As per Stephan, “Assurance is among the preferred tools used by large companies or multinationals to cover their risks locally or abroad. Furthermore, it allows covering of risks that are otherwise not managed by the conventional insurance market. Accordingly, having recourse to assurance can also have a positive impact on the financial security and profitability of the company as it allows for cost saving on risk management.”
The concept of assurance provides a financing solution which faces an expanding market today. According to Stefan Swanepoel, Mauritius has the capacity to position itself as a country of reckoning in this market.
“Due to the country’s unique geographical positioning as well as its economic and social stability, Mauritius emerges as a strategic financial hub for the region. As regards assurance, Mauritius already has a regulatory framework with specific legislation to address this segment.”
In addition, companies of the region can rely on a qualified workforce with proven financial skills, he noted.
Moreover, the increasing number of multinationals in Africa, in India, as well as others with whom Mauritius has entered into fiscal agreements, represent so many avenues of opportunity for Mauritius. And, in terms of solutions, alternative risk management through assurance is a preferred option.
Magda Kendall and Stefan Swanepoel recommended expertise, particularly in minimizing risk management costs, according to customer requirements and the complexity of risks.
They indicated that in most countries, governance norms require that risk management is organized in a rational manner and under the appropriate framework, to be effective, compatible, transparent and well integrated.
According to both experts, assurance is a powerful commercial instrument, but one which must be developed and managed as a different company and subject to stringent requirements.
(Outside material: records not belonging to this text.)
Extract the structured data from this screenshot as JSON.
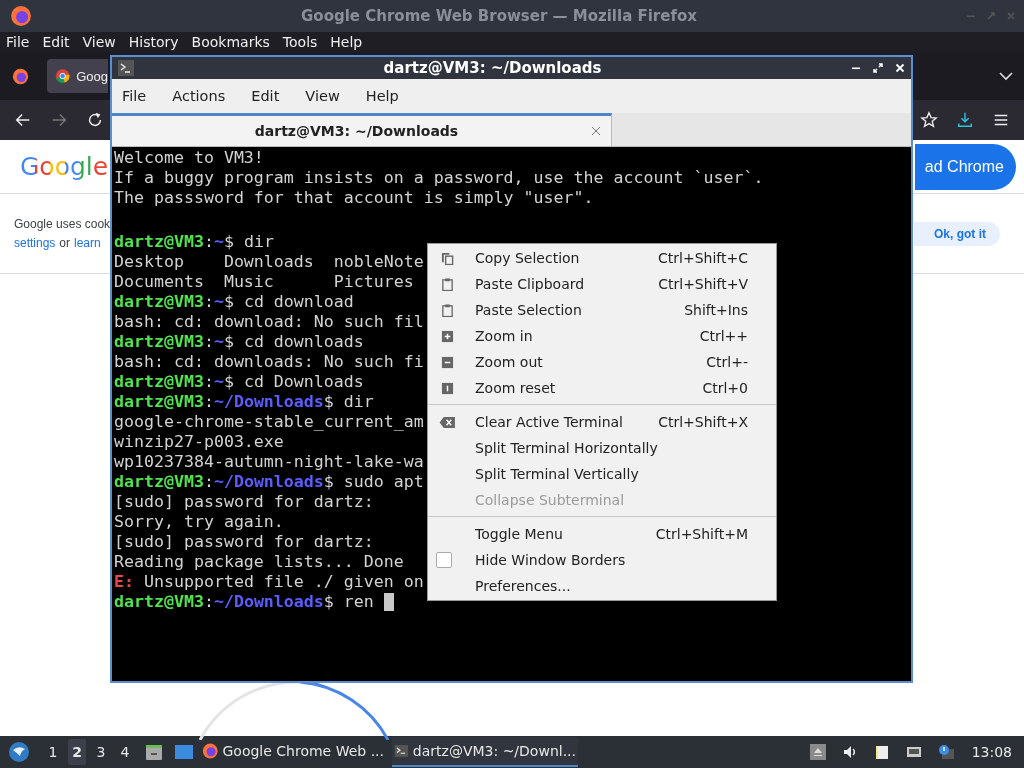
{
  "firefox": {
    "title": "Google Chrome Web Browser — Mozilla Firefox",
    "menu": [
      "File",
      "Edit",
      "View",
      "History",
      "Bookmarks",
      "Tools",
      "Help"
    ],
    "tab": "Goog",
    "page": {
      "logo": "Google",
      "download_button": "ad Chrome",
      "cookie_line_1": "Google uses cook",
      "cookie_link_1": "settings",
      "cookie_between": "or",
      "cookie_link_2": "learn",
      "ok_button": "Ok, got it"
    }
  },
  "terminal": {
    "title": "dartz@VM3: ~/Downloads",
    "menu": [
      "File",
      "Actions",
      "Edit",
      "View",
      "Help"
    ],
    "tabs": [
      {
        "label": "dartz@VM3: ~/Downloads",
        "selected": true
      }
    ],
    "lines": [
      {
        "kind": "text",
        "segments": [
          {
            "kind": "plain",
            "text": "Welcome to VM3!"
          }
        ]
      },
      {
        "kind": "text",
        "segments": [
          {
            "kind": "plain",
            "text": "If a buggy program insists on a password, use the account `user`."
          }
        ]
      },
      {
        "kind": "text",
        "segments": [
          {
            "kind": "plain",
            "text": "The passsword for that account is simply \"user\"."
          }
        ]
      },
      {
        "kind": "blank"
      },
      {
        "kind": "text",
        "segments": [
          {
            "kind": "user",
            "text": "dartz@VM3"
          },
          {
            "kind": "plain",
            "text": ":"
          },
          {
            "kind": "path",
            "text": "~"
          },
          {
            "kind": "plain",
            "text": "$ dir"
          }
        ]
      },
      {
        "kind": "text",
        "segments": [
          {
            "kind": "plain",
            "text": "Desktop    Downloads  nobleNote"
          }
        ]
      },
      {
        "kind": "text",
        "segments": [
          {
            "kind": "plain",
            "text": "Documents  Music      Pictures"
          }
        ]
      },
      {
        "kind": "text",
        "segments": [
          {
            "kind": "user",
            "text": "dartz@VM3"
          },
          {
            "kind": "plain",
            "text": ":"
          },
          {
            "kind": "path",
            "text": "~"
          },
          {
            "kind": "plain",
            "text": "$ cd download"
          }
        ]
      },
      {
        "kind": "text",
        "segments": [
          {
            "kind": "plain",
            "text": "bash: cd: download: No such fil"
          }
        ]
      },
      {
        "kind": "text",
        "segments": [
          {
            "kind": "user",
            "text": "dartz@VM3"
          },
          {
            "kind": "plain",
            "text": ":"
          },
          {
            "kind": "path",
            "text": "~"
          },
          {
            "kind": "plain",
            "text": "$ cd downloads"
          }
        ]
      },
      {
        "kind": "text",
        "segments": [
          {
            "kind": "plain",
            "text": "bash: cd: downloads: No such fi"
          }
        ]
      },
      {
        "kind": "text",
        "segments": [
          {
            "kind": "user",
            "text": "dartz@VM3"
          },
          {
            "kind": "plain",
            "text": ":"
          },
          {
            "kind": "path",
            "text": "~"
          },
          {
            "kind": "plain",
            "text": "$ cd Downloads"
          }
        ]
      },
      {
        "kind": "text",
        "segments": [
          {
            "kind": "user",
            "text": "dartz@VM3"
          },
          {
            "kind": "plain",
            "text": ":"
          },
          {
            "kind": "path",
            "text": "~/Downloads"
          },
          {
            "kind": "plain",
            "text": "$ dir"
          }
        ]
      },
      {
        "kind": "text",
        "segments": [
          {
            "kind": "plain",
            "text": "google-chrome-stable_current_am"
          }
        ]
      },
      {
        "kind": "text",
        "segments": [
          {
            "kind": "plain",
            "text": "winzip27-p003.exe"
          }
        ]
      },
      {
        "kind": "text",
        "segments": [
          {
            "kind": "plain",
            "text": "wp10237384-autumn-night-lake-wa"
          }
        ]
      },
      {
        "kind": "text",
        "segments": [
          {
            "kind": "user",
            "text": "dartz@VM3"
          },
          {
            "kind": "plain",
            "text": ":"
          },
          {
            "kind": "path",
            "text": "~/Downloads"
          },
          {
            "kind": "plain",
            "text": "$ sudo apt"
          }
        ]
      },
      {
        "kind": "text",
        "segments": [
          {
            "kind": "plain",
            "text": "[sudo] password for dartz:"
          }
        ]
      },
      {
        "kind": "text",
        "segments": [
          {
            "kind": "plain",
            "text": "Sorry, try again."
          }
        ]
      },
      {
        "kind": "text",
        "segments": [
          {
            "kind": "plain",
            "text": "[sudo] password for dartz:"
          }
        ]
      },
      {
        "kind": "text",
        "segments": [
          {
            "kind": "plain",
            "text": "Reading package lists... Done"
          }
        ]
      },
      {
        "kind": "text",
        "segments": [
          {
            "kind": "error",
            "text": "E:"
          },
          {
            "kind": "plain",
            "text": " Unsupported file ./ given on"
          }
        ]
      },
      {
        "kind": "text",
        "cursor": true,
        "segments": [
          {
            "kind": "user",
            "text": "dartz@VM3"
          },
          {
            "kind": "plain",
            "text": ":"
          },
          {
            "kind": "path",
            "text": "~/Downloads"
          },
          {
            "kind": "plain",
            "text": "$ ren "
          }
        ]
      }
    ]
  },
  "context_menu": {
    "items": [
      {
        "kind": "action",
        "label": "Copy Selection",
        "shortcut": "Ctrl+Shift+C",
        "disabled": false
      },
      {
        "kind": "action",
        "label": "Paste Clipboard",
        "shortcut": "Ctrl+Shift+V",
        "disabled": false
      },
      {
        "kind": "action",
        "label": "Paste Selection",
        "shortcut": "Shift+Ins",
        "disabled": false
      },
      {
        "kind": "action",
        "label": "Zoom in",
        "shortcut": "Ctrl++",
        "disabled": false
      },
      {
        "kind": "action",
        "label": "Zoom out",
        "shortcut": "Ctrl+-",
        "disabled": false
      },
      {
        "kind": "action",
        "label": "Zoom reset",
        "shortcut": "Ctrl+0",
        "disabled": false
      },
      {
        "kind": "separator"
      },
      {
        "kind": "action",
        "label": "Clear Active Terminal",
        "shortcut": "Ctrl+Shift+X",
        "disabled": false
      },
      {
        "kind": "action",
        "label": "Split Terminal Horizontally",
        "disabled": false
      },
      {
        "kind": "action",
        "label": "Split Terminal Vertically",
        "disabled": false
      },
      {
        "kind": "action",
        "label": "Collapse Subterminal",
        "disabled": true
      },
      {
        "kind": "separator"
      },
      {
        "kind": "action",
        "label": "Toggle Menu",
        "shortcut": "Ctrl+Shift+M",
        "disabled": false
      },
      {
        "kind": "check",
        "label": "Hide Window Borders",
        "checked": false,
        "disabled": false
      },
      {
        "kind": "action",
        "label": "Preferences...",
        "disabled": false
      }
    ]
  },
  "taskbar": {
    "workspaces": [
      {
        "label": "1",
        "selected": false
      },
      {
        "label": "2",
        "selected": true
      },
      {
        "label": "3",
        "selected": false
      },
      {
        "label": "4",
        "selected": false
      }
    ],
    "tasks": [
      {
        "kind": "browser",
        "label": "Google Chrome Web ...",
        "selected": false
      },
      {
        "kind": "terminal",
        "label": "dartz@VM3: ~/Downl...",
        "selected": true
      }
    ],
    "clock": "13:08"
  }
}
Louis Rivalland, Group Chief Executive of SWAN, highlighted: “SWAN is honored to have been able to participate in this conference. Our expert guest speakers informed us of alternative risk management tools in the form of assurance and it is a niche that SWAN has already mastered. It is important to underline that most of the economies in Africa are complex jurisdictions and represent markets with high risk. Which means that, as an operator, it is necessary for us to understand these risks and to manage them in a very rigorous manner. Through joint ventures with partners, SWAN wants to position itself strategically to operate in the long term in these regions. This conference should allow us to build mutual confidence between the operators present at the conference and our organisation.”